Your best bet is going to be using a generator to create the HTML/CSS/JS to upload to your server, take a look at Webby: http://webby.rubyforge.org/
IF you really need to you can use a public api for a service that lets you post small bits of info and retrieve it using javascript.
for example if you only need small posts you can make a blog in html.javascript that utilizes twitter as the engine. of course you will be limited to 140 chars. I am sure there are other services that will allow a similar idea but with less restrictions.
And of course the best option - Get a blog software or host your blog with a service provider and link to it from you site.
Good luck
One solution would be to use some application that generates the static web pages of your blog, and uploads them to your web server.
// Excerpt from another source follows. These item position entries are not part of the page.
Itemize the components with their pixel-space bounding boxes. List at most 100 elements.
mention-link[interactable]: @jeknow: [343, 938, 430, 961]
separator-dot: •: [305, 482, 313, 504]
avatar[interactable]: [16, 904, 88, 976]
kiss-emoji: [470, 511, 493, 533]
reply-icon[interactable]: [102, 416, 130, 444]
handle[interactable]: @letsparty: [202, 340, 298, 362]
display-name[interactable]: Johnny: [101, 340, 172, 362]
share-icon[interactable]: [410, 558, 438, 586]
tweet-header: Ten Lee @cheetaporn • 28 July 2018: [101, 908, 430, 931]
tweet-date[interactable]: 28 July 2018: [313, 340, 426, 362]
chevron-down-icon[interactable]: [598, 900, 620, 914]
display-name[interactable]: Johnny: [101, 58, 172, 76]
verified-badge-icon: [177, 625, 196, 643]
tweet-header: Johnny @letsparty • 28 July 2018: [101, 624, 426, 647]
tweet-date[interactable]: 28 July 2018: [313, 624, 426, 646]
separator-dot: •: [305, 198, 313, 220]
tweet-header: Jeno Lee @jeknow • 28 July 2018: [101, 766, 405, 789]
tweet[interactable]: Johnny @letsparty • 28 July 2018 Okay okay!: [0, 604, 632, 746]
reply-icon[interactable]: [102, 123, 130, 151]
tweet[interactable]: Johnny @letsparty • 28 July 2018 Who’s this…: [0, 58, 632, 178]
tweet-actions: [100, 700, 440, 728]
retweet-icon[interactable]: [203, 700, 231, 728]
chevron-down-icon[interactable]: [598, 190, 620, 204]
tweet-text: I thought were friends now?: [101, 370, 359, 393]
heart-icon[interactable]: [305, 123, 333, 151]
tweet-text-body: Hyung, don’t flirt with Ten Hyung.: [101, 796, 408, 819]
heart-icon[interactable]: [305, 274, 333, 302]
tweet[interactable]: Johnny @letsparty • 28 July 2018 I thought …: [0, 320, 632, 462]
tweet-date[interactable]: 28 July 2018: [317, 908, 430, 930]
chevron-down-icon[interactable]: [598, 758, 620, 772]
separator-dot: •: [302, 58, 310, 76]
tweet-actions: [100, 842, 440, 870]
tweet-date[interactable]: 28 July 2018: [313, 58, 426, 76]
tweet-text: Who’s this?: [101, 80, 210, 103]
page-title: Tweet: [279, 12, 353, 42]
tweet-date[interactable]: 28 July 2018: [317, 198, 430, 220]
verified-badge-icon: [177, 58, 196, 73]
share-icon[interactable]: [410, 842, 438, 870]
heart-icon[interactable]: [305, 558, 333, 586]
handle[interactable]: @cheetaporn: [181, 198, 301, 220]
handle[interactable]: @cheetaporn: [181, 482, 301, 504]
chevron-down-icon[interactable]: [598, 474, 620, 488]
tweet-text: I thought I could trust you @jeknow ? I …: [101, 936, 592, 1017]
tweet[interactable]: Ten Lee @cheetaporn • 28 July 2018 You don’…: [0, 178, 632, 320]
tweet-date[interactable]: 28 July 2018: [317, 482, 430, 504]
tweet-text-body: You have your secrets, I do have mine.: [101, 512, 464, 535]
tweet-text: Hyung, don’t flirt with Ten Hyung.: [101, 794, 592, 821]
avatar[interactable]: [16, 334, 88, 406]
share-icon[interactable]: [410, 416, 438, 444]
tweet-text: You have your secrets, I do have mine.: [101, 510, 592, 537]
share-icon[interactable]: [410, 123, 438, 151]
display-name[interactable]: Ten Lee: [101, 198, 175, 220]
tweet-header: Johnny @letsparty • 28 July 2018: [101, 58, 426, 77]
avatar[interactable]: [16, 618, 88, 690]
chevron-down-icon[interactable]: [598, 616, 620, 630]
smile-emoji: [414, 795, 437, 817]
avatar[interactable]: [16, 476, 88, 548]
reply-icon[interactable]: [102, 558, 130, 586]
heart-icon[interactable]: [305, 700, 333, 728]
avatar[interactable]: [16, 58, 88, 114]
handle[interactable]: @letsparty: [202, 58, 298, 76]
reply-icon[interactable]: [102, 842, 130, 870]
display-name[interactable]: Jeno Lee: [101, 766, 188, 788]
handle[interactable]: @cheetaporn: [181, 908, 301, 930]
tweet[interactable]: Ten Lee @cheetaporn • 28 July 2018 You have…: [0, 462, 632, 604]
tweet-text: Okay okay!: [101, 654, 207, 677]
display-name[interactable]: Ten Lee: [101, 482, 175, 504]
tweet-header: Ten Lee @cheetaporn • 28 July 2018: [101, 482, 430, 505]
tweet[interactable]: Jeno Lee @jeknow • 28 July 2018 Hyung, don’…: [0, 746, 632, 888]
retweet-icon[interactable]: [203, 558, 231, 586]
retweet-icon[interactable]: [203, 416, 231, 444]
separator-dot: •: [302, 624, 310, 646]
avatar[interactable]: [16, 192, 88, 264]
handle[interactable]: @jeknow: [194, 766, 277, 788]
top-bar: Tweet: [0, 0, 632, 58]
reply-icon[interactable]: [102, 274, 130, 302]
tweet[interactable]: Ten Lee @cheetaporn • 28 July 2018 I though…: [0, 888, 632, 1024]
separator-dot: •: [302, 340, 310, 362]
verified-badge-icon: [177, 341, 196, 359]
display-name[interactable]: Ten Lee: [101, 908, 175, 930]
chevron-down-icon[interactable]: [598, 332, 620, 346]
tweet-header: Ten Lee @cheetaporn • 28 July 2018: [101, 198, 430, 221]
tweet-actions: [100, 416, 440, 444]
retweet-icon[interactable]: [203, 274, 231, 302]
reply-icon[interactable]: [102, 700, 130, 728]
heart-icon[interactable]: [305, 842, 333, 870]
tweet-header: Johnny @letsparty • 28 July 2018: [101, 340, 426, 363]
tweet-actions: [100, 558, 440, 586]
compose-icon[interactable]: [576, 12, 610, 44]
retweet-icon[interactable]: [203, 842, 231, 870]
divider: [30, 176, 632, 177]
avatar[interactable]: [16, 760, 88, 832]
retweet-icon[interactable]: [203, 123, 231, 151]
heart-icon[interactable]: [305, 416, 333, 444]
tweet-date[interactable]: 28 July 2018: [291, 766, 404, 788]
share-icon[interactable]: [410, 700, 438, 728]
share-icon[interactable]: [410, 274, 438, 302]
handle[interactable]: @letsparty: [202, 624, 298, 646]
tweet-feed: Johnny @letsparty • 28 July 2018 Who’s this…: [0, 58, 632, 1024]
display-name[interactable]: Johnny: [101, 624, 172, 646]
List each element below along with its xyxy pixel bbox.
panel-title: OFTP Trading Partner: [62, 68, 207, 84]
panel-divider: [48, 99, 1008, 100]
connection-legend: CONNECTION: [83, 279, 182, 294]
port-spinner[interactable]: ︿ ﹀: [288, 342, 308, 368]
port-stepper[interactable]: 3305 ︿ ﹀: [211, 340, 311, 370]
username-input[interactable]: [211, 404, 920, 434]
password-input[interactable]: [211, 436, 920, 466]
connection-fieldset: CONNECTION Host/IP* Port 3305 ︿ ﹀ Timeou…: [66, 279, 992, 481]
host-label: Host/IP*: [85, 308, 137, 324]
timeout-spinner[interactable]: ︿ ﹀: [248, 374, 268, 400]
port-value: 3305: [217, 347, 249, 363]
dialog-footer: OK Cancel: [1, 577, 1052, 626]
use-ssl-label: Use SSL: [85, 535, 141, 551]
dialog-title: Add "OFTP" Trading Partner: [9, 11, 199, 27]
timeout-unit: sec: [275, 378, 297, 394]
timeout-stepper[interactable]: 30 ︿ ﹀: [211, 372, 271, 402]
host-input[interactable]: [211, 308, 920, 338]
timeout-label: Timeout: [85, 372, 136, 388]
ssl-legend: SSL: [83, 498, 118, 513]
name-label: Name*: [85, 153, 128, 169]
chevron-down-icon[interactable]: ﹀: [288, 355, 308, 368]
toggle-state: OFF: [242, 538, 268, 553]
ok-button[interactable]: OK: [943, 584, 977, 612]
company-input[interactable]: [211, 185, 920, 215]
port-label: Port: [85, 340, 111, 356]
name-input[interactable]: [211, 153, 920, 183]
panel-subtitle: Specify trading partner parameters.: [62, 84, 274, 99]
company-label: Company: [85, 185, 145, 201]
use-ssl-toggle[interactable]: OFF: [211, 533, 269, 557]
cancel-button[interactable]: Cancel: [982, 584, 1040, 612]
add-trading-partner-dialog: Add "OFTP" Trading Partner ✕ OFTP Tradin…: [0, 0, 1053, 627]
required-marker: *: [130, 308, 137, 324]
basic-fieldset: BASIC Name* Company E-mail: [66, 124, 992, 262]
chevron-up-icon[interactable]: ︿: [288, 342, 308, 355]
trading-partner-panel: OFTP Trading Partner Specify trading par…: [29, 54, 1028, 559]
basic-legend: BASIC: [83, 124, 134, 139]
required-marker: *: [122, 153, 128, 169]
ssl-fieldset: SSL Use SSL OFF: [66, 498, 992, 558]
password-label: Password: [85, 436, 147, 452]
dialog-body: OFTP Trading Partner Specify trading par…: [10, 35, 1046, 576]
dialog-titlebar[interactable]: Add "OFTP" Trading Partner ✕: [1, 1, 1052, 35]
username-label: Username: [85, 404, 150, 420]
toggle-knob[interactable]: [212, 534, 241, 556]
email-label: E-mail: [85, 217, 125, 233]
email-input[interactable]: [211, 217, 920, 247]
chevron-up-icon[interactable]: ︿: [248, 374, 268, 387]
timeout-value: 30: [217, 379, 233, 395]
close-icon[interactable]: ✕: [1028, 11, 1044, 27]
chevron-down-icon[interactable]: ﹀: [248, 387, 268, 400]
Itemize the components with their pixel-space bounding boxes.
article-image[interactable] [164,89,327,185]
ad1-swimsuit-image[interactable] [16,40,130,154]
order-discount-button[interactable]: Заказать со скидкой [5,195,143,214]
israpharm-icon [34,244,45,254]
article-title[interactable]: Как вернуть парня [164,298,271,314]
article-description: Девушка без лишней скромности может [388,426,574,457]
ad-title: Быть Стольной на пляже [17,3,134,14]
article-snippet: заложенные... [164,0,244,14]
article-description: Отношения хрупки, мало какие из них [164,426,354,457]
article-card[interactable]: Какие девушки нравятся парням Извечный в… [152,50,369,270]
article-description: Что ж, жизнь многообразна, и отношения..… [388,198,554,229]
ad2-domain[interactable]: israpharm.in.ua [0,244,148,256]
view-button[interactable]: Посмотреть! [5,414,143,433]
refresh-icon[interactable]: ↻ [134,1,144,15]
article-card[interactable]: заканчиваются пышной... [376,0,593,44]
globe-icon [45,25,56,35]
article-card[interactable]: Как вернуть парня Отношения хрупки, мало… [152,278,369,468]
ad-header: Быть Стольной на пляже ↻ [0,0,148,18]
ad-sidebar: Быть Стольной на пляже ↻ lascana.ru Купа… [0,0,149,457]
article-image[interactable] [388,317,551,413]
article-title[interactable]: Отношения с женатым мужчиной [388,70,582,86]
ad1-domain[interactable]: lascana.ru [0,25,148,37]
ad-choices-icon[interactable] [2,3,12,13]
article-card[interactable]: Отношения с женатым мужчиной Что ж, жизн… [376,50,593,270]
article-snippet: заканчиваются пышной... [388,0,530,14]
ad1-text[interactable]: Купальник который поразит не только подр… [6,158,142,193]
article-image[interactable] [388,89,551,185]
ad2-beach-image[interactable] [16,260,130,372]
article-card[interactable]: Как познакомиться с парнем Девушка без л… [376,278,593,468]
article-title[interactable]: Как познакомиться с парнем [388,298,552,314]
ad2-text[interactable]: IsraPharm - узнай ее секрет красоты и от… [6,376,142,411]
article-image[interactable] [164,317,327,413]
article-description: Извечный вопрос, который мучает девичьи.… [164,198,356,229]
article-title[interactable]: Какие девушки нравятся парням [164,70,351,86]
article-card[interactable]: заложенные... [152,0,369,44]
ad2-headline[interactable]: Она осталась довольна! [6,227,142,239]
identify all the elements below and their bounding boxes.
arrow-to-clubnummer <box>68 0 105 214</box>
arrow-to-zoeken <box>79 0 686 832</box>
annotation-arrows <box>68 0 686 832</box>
This way you'd have a blog with static content that could all be managed in javascript alongside your existing site, without needing to install database, daemon software, or additional dynamic web programming languages on your server. The static content generation could happen directly on your server if possible, or you could run the html generation tool locally and upload the output.
MoveableType has a tool like this. You still need somewhere to store the content of your blog, and for this MoveableType uses MySQL by default, so you'd still need to install a database somewhere, but the database could simply be one your local desktop.
MoveableType also has support via plugins or older versions that can retrieve data from a sqlite or other database. The advantage of sqlite is that it doesn't require installing daemons like MySQL does, you can just put a sqlite file on disk somewhere, give MoveableType the path to the file, and run the script to generate your static content.
There are likely other tools like MoveableType, and I have in the past generated blog-like web pages simply by writing small scripts to generate HTML. The main issue is just that you need somewhere for these scripts to fetch data from.
Another option might be to develop your blog using XSLT, ... with XSLT, you'd put the content of your pages in XML files, and then write a template in XSL that converts your XML to HTML.
If you google for 'static blog site generation' you might find other ideas/options, including Jekyll/github mentioned in one of the other responses.